Registration for the ceremony is now open. 

2024 Finalists

  • Kristen Gelineau, Associated Press. Investigative correspondent Kristen Gelineau’s coverage of the Rohingya people led her to this story about the trafficking of Rohingya girls to Malaysia where they are subjected to rape, imprisonment and other abuse. According to the nomination, Gelineau navigated a minefield of ethical dilemmas, including working to protect sources dealing with extreme levels of trauma and desperation and ensuring that her work did not re-traumatize vulnerable people.
  • Keri Blakinger, Connor Sheets, Brittny Mejia, LA Times. For more than six years, tourists have been dying after taking fentanyl- and methamphetamine-tainted counterfeit pills they purchased from Mexican pharmacies. These reporters purchased 114 narcotic medications sold over the counter at dozens of pharmacies in Mexico, discovering that 62 percent of the pills were fake. According to the nomination, this investigation required making difficult ethical decisions about what to report and how to best serve readers without endangering the safety of reporting subjects, the general public and the reporters themselves.
  • Hannah Dreier, New York Times. Reporter Hannah Dreier showed how thousands of migrant children who have come into the U.S. alone are ending up in punishing jobs in all 50 states. She uncovered government failures at every level and showed how labor violations were widespread across employers and industries. According to the nomination, Dreier weighed ethical issues, including not further harming these children, documenting their exploitation without dehumanizing them, connecting isolated children with help and treading carefully with confidentiality.
  • Melissa Sanchez, Maryam Jameel, ProPublica. Reporters Melissa Sanchez and Maryam Jameel investigated the treatment of immigrant dairy workers in Wisconsin. According to the nomination, the reporters had to persuade undocumented immigrant workers — nearly all of whom feared losing their jobs or being deported — to speak with reporters in such a way that they could write with authority yet without disclosing their identities and putting them in harm’s way. The team also found innovative ways to ensure that their story reached the dairy worker community.  

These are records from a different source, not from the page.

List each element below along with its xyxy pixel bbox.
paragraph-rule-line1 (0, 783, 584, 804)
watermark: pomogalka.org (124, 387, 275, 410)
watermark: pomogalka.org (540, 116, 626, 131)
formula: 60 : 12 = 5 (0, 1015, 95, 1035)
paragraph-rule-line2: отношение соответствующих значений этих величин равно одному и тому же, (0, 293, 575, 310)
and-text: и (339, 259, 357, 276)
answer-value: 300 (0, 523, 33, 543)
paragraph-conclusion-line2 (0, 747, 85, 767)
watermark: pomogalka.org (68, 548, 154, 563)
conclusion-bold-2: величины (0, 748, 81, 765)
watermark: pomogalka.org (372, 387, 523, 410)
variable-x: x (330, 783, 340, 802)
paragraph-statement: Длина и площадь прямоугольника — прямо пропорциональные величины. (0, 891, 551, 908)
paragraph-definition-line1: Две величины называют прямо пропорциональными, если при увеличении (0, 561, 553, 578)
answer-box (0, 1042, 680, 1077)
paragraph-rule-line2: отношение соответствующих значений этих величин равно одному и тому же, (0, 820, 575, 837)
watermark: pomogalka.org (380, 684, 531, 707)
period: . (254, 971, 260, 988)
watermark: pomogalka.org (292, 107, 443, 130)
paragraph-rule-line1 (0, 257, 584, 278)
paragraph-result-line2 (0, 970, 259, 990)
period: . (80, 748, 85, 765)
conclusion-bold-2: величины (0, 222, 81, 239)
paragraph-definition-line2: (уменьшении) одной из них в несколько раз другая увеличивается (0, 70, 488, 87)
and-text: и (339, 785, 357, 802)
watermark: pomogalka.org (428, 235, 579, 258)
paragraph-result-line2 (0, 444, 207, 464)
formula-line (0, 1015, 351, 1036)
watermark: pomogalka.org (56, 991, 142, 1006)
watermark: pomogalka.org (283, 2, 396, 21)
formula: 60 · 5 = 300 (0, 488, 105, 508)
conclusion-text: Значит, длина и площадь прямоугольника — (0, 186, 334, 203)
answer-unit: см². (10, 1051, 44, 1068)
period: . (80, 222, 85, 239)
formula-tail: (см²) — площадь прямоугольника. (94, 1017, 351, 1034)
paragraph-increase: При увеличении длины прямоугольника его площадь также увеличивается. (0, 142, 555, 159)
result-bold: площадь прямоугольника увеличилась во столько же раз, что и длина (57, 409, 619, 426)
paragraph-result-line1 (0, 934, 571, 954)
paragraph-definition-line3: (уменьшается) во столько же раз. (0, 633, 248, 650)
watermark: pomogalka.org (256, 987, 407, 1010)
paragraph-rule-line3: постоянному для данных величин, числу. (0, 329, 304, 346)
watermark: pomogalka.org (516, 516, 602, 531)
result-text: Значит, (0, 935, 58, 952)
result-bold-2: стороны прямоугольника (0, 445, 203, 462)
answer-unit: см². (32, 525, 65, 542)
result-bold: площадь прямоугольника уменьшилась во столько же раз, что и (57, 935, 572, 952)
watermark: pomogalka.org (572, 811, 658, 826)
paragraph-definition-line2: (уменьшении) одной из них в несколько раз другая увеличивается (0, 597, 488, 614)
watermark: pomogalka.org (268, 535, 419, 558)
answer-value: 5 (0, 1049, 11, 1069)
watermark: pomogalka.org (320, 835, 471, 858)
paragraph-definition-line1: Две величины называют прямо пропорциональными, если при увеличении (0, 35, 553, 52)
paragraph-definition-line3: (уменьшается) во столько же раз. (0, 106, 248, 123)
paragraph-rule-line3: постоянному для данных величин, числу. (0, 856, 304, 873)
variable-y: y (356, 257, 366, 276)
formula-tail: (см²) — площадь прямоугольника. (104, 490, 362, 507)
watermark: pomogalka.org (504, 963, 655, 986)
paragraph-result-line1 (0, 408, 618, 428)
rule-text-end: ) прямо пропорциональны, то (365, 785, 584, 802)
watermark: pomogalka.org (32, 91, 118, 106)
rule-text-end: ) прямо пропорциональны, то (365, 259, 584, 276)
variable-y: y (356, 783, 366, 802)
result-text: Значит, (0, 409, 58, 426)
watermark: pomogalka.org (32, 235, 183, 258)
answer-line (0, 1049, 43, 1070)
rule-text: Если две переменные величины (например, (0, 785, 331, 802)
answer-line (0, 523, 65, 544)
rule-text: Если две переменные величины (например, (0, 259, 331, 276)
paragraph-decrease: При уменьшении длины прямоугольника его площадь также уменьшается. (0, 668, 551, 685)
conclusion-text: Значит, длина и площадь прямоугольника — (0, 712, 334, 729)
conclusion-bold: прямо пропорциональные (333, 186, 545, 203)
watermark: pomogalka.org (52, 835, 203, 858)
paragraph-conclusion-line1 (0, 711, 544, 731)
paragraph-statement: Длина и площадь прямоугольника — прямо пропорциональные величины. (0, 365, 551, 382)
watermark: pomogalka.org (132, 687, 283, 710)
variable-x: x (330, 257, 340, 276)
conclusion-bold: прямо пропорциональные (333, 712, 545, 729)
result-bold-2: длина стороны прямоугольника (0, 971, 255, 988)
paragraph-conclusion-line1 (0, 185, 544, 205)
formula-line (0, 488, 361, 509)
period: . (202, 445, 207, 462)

Recent winners of the award include the Associated Press team of Mystyslav Cherbov, Evgeniy Maloletka, Vasilisa Stepanenko and Lori Hinnant for their courageous report on Russia’s attack on Mariupol, Jessica Contrera of the Washington Post for her reporting on child sex trafficking, and Margie Mason and Robin McDowell of the Associated Press for exposing widespread labor abuses in the global palm oil industry.

ABOUT ANTHONY SHADID: The award is named for Anthony Shadid, a UW-Madison journalism alumnus and foreign reporter for the Washington Post, The New York Times and The Associated Press. Shadid won two Pulitzer Prizes for his courageous and informed journalism. He died in February 2012 while reporting in Syria.

Shadid had a special connection to the University of Wisconsin-Madison, its School of Journalism and Mass Communication and the Center for Journalism Ethics. He sat on the Center’s advisory board and was a strong supporter of its aim to promote public interest journalism and to stimulate discussion about journalism ethics.

ABOUT THE CENTER: The mission of the Center for Journalism Ethics is to encourage the highest standards in journalism ethics worldwide. We foster vigorous debate about ethical practices in journalism and provide a resource for producers, consumers and students of journalism. We honor the best in ethical journalistic practice and will not hesitate to call attention to journalistic failings. The Center is housed in the School of Journalism and Mass Communication at the University of Wisconsin-Madison.